L’occasione è stata il convegno “Il futuro della Basilicata: la sfida della soft economy”, organizzato da Symbola, la Fondazione per le qualità italiane e dalla Regione Basilicata. La Fondazione, è la lobby della qualità, un’alleanza tra mondi diversi, da quello economico-imprenditoriale alla cittadinanza attiva, dalla formazione alle realtà territoriali, alle istituzioni, ideata per far conoscere le tante esperienze di successo che, sul territorio nazionale, sono nate dalla qualità e hanno saputo imporsi nello scenario globale.

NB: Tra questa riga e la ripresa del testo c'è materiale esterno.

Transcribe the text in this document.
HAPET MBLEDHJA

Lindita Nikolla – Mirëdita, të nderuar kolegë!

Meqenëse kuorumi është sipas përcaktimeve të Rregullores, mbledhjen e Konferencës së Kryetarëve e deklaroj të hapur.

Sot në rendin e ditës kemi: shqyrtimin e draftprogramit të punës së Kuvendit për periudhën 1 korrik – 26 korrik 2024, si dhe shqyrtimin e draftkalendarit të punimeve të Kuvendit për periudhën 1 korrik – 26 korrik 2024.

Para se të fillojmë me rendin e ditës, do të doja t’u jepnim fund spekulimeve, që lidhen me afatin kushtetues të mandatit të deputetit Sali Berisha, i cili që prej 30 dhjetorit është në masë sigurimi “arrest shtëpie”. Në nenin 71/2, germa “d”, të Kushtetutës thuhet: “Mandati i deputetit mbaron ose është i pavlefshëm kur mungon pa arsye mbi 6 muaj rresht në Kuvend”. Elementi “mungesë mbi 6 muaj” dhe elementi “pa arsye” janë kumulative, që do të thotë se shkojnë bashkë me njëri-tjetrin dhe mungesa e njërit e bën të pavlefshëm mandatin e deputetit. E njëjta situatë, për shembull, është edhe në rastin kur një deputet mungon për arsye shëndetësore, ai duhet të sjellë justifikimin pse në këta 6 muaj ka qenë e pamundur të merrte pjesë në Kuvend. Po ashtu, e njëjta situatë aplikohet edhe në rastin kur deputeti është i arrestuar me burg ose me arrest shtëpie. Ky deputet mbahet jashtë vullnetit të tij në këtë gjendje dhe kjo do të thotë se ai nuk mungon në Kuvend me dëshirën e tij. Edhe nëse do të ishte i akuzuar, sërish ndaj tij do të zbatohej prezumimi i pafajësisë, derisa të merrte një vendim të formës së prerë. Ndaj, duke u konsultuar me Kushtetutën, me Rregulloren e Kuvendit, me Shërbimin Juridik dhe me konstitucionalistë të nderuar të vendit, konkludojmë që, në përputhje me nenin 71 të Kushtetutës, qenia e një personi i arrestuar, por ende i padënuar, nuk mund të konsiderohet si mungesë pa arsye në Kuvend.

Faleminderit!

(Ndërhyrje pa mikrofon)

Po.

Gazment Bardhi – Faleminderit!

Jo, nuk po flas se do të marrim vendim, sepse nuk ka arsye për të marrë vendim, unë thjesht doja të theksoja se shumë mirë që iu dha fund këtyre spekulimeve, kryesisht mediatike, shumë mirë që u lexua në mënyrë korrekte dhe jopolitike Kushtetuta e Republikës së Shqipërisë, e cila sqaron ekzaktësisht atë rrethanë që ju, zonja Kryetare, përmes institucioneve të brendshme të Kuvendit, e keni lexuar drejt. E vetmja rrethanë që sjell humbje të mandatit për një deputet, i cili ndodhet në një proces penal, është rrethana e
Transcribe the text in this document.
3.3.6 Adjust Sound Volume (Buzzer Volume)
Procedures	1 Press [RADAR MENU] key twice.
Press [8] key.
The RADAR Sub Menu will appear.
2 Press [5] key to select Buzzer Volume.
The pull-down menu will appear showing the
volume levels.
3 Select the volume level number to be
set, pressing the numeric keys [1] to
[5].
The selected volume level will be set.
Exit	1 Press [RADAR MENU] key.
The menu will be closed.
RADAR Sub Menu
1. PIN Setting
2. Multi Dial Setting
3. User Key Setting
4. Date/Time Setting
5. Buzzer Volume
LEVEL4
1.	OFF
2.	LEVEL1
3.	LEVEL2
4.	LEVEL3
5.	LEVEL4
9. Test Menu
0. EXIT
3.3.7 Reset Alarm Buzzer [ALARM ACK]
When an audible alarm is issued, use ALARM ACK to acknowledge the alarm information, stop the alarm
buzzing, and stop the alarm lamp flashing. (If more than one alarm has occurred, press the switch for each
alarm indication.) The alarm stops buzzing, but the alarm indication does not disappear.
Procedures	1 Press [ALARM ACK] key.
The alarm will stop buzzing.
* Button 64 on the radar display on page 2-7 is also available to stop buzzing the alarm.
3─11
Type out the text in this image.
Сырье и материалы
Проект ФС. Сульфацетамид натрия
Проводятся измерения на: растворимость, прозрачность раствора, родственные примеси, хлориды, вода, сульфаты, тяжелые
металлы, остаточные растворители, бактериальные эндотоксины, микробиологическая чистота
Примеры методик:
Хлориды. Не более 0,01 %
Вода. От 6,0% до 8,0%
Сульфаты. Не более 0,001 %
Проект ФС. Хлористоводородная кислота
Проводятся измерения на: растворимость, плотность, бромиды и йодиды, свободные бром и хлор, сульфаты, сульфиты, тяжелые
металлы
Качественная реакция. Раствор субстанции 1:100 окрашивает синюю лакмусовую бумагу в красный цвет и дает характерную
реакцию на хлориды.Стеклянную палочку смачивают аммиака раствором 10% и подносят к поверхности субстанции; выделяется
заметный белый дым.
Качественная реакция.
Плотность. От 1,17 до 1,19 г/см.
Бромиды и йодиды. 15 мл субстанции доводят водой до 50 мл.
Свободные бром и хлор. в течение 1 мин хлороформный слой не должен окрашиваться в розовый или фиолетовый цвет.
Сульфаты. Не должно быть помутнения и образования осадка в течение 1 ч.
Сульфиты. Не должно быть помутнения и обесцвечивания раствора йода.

La Regione Basilicata è la prima regione italiana ad aver aderito a Symbola con la volontà accorta di orientare le politiche territoriali, verso la qualità, l’ambiente, la competitività. Una decisione particolarmente significativa, per quella parte di Italia che per tutelare i suoi beni maggiori, le risorse umane e il territorio, deve orientare le proprie politiche su terreni innovativi e spesso coraggiosi.

L’incontro faceva parte degli appuntamenti di Trend expo, una vetrina in cui si parla di nuove tendenze, aperta ai giovani e ai nuovi soggetti dello sviluppo economico. Un’ubicazione particolarmente adatta, dunque, per parlare di futuro della regione.
Insieme ai rappresentanti delle istituzioni locali, si sono incontrati il mondo delle imprese, delle cooperative, del commercio, insieme ad esperienze di realtà del territorio che in vari settori, dal turismo all’arredamento, dalla tecnologia ai parchi, al vitivinicolo, sono ambasciatori di un modello di sviluppo basato sull’orgoglio che si riconosce nel tessuto delle comunità e nella coesione sociale.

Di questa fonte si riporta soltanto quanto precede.